Rapid-fire reports of devastating loss ripped into Job’s heart. Servants practically tripped over each other as they arrived with more bad news. In Job’s world, wealth was measured in terms of servants and property. Both were weapons in the assault on Job’s heart. First, it was the loss of donkeys and oxen and the death of servants (1:14-15). Then came word that the “fire of God fell from heaven,” consuming Job’s sheep and more servants (1:16). Next came the message that Chaldean raiders had stolen the camels and killed even more servants (1:17). With each announcement, the stakes rose as the losses became greater and greater. But the greatest loss came when the messenger arrived with the heart-wrenching news that Job’s sons and daughters had been killed (1:18-19).

When waves of heartache wash over us, whether single spies or whole battalions, their sheer weight and relentless nature can be suffocating.

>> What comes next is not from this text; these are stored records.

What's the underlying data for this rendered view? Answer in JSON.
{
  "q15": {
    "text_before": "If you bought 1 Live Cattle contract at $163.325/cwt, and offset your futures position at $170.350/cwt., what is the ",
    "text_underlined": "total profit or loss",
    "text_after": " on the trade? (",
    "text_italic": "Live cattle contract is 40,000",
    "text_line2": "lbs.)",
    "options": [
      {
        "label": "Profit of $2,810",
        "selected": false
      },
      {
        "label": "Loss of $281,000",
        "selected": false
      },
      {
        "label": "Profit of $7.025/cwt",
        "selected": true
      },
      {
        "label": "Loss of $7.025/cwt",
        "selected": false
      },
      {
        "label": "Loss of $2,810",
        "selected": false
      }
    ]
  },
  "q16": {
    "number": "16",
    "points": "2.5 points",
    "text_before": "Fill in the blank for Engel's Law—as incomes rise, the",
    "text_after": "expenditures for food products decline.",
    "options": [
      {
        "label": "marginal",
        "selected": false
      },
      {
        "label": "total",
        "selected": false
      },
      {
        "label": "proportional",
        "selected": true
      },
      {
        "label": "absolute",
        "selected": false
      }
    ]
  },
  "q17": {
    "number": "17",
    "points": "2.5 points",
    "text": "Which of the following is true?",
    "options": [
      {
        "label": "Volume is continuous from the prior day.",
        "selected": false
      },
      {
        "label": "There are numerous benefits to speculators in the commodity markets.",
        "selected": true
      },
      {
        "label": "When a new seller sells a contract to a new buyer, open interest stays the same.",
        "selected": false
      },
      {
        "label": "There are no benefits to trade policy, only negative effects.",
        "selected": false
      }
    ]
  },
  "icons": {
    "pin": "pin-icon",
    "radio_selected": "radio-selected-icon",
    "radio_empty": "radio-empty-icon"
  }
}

Suffering simply overwhelms us.

Suffering Is Experienced Alone (Job 2:13)

So they sat down with him on the ground seven days and seven nights, and no one spoke a word to him, for they saw that his grief was very great (job 2:13).

Satan’s final assault was on Job’s health (2:1-8). After that, Job sat in the dust scratching painful sores, bewildered by the turn his life had taken. Job’s wife and friends were with him, but in reality he was alone in his pain—alone but for the presence of his God.

Simone Weil, a 20th century French philosopher, wrote, “Affliction makes God appear to be absent for a time, more absent than a dead man, more absent than light in the utter darkness of a cell. A kind of horror submerges the whole soul.”

The sense of isolation in seasons of suffering was given voice in the grief-stricken wail that left the lips of Christ on the cross: “Eli, Eli, lama sabachthani? . . . My God, my God, why have You forsaken Me?” (matthew 27:46). That also must have been the cry of Job’s heart as well, as he sat in the dust grieving his great losses.

Across the millennia, neither the nature nor the causes of suffering have changed. For some, suffering will never approach the horrors of Job’s experience. For others, it may actually surpass them. But in each case, our suffering is uniquely our own and we feel the weight of that suffering because it is mysterious, overwhelming, and ultimately experienced alone.